Top STEM schools

Newsweek has published their 2020 list of “best” STEM schools.

This includes public schools as well as private. How well do the rankings reflect reality, in your opinion?

Exeter is at 38.
PA is at 71.

Cate and St. Paul’s are at 17 and 18 respectively, but don’t get nearly as much love in the Chance Me section, even among applicants who profess a strong interest in STEM.

It’s not accurate as many other rankings are not accurate. I’m only familar with a hand full of those schools (some of which we considered as a family with two STEM kids). Kids have participated in a number of STEM things over the years ( don’t want to go into details) and have interacted with kids from some of these schools as well. So we know that some of these schools have strong programs and some are strong in some areas and weaker in others. All are probably good enough. So #1 or #100 is likely in 99.999% to be fine.

Unless your kid is really into something STEMy, it’s likely any of these schools is good enough to get the right education. IF your kid is taking BC Calc as a Freshman, you have other work to do to find the right spot. Or if your kid is really into programming or has taken advanced physics in middle school then look more closely.

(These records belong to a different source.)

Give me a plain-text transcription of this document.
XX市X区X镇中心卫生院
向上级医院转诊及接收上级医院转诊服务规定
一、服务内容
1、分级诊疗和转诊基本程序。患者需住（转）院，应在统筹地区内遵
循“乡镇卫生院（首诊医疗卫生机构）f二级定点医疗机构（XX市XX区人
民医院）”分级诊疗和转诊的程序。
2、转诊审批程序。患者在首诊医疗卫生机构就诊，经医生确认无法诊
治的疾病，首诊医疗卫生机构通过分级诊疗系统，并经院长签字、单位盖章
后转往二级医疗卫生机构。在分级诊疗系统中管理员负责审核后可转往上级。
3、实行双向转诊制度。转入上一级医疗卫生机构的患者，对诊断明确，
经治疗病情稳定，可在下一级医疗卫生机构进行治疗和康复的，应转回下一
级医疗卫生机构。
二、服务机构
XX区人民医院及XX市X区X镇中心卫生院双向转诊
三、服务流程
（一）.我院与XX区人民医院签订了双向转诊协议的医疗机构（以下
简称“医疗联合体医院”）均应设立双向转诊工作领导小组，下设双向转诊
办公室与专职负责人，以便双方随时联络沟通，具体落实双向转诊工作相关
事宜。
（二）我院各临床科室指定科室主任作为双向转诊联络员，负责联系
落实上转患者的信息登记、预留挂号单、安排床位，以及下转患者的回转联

For the most part, kids doing really advanced things in STEM aren’t even in the classroom. Most of the national/world events are teams of kids who do not attend the same school. In many cases, the school isn’t even a factor.

And there are literally thousands of kids in the US and internationally who do not have access to the schools on this list who will be at MIT/Caltech, JHU, and others in the years to come. It’s not so much about being ahead as about doing the work and being able to continue to do the work and excel.

Don’t get me wrong, I think Cate is great for stem and all, but I have seen the mindblowing resources at other boarding schools. You can’t tell me that other boarding schools aren’t as good or better. Whatever better means.

Love love love kiddo’s stem teachers at Cate. But other teachers at other schools knock it out of the park, too.

Look, this is high school we are talking about, not graduate school. These may be incredibly well-resourced high schools, but there is only so much a high school can offer. Gene-splicing in high school - who would have thought that was a thing?

The differences in quality between these schools in the rarified stem air they breathe are miniscule. If one has a particular program you want, great. But imho people spend too much time on the impossible task of sorting out what is “the best” instead of what they actually need. And not just about high school stem programs - about everything from brand of yogurt to kitchen countertops.

(Off soapbox now)

Andover comes in at #71?

That’s kind of low vs the other top New England Boarding schools:
St Pauls (#18) Exeter (#38) and Choate (#56)…anybody else surprised?

I’m surprised that people analyzing STEM rankings don’t understand the concept of statistical significance. ?

Ranking the best STEM high schools is only slightly more meaningful that ranking the best elementary schools for learning the ABCs. College is where one can and should start to look closely at the resources of the school. And some could argue that graduate school is most important. Given the resources online and in many communities for the level of learning needed by even advanced HS students, it’s not important who is arbitrarily ranked #1 vs. #250, IMO.

I just think most people don’t realize how little choice kids get in highschool for electives and how little free time they have for activities. The concept that a kid is going to go to “the top” stem school and spend all their time doing stem activities is absurd. Maybe a few extra classes (my older one entered highschool ahead of the normal timeline in math and still didn’t have time to take that many electives). I guess there are schools where kids aren’t forced to play sports but usually kids are dividing their time.

What? You didn’t have your kindergartener in a school specializing in STEM education?! LOL.

Most of the real STEM stuff that kids do in high school is done outside of the classroom. Like sports or the arts, kids have STEM EC’s. There just isn’t enough time to get into STEM in the classroom beyond a few classes here and there as noted above.

I think students should evaluate: can the school give me the math and science classes that I need (not someone else). And does the math science curriculum work for me ( approach, levels, etc). We decided as a family that earth science or its equivalent wasn’t something that was of interest for 9th grade. So schools with a particular science sequence that wasn’t flexible were out.

Those ratings (like most ratings, IMHO) are worthless.

I couldn’t find any indication of how schools were ranked on that list. Was it the amount of money schools paid for products?

Lol. Cate was high on the list last year too - the admin didn’t make a big thing of it, as they had never heard of the organization before. And, per the Headmaster, it was followed quickly by an offer to sell the school marketing related to the awesomeness that is the recognition!

So yeah. Take it with a grain of salt.

As always, follow the $.

I should make clear- to my knowledge the school didn’t spend any money on the marketing offered. Nor did they publicize it themselves beyond a bemused internal communication. They saw it for what it was. They didn’t mention it at all this year.

It is mildly interesting that despite not buying the marketing, the ranking is about the same as last year, iirc.